A free volume theory on the chain length dependence of the diffusivity of linear polymers.

A free volume theory was developed to account for the crossover of the chain length dependence of the center-of-mass self-diffusion coefficient of linear polymers from unentangled to entangled regimes. Similar to the original free volume theory of Cohen and Turnbull, this theory requires information about the free volume overlapping factor (α), critical free volume per bead (v), and mean free volume per bead (〈vf,i〉). However, one additional parameter is needed and it is the critical fraction of beads having free volume greater than or equal to αv termed as φ+. Here, α and v can be readily determined from the intermolecular and intramolecular radial distribution functions (i.e., g(r) and gintra(r)) obtained from molecular dynamics (MD) simulation and they were found to be 0.5 and 0.0257 nm3, respectively, for polyethylene melts and it is not dependent on N. 〈vf,i〉 was determined using the generic van der Waals (GvdW) equation of state and it had a value of 0.01 nm3 and the volume available to each bead can also be determined by Voronoi tessellation (VT) on the corresponding MD simulation trajectories.
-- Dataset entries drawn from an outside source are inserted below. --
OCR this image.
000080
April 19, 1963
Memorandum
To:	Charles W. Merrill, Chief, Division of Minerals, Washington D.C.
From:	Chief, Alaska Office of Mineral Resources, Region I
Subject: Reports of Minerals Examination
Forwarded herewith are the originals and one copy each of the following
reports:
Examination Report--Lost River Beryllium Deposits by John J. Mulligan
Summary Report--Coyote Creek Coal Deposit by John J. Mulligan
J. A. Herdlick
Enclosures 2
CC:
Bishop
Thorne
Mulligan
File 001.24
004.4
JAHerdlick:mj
VT yielded exact probability of finding a certain amount of free volume and the free volume distribution was found in the form of the gamma distribution that is consistent with the positron annihilation lifetime spectroscopy observation. Finally, φ+ was calculated using the experimentally measured activation energies for diffusion per polyethylene molecule with different chain lengths and was found to be approximately 0.22 that was in line with what was found from MD simulations.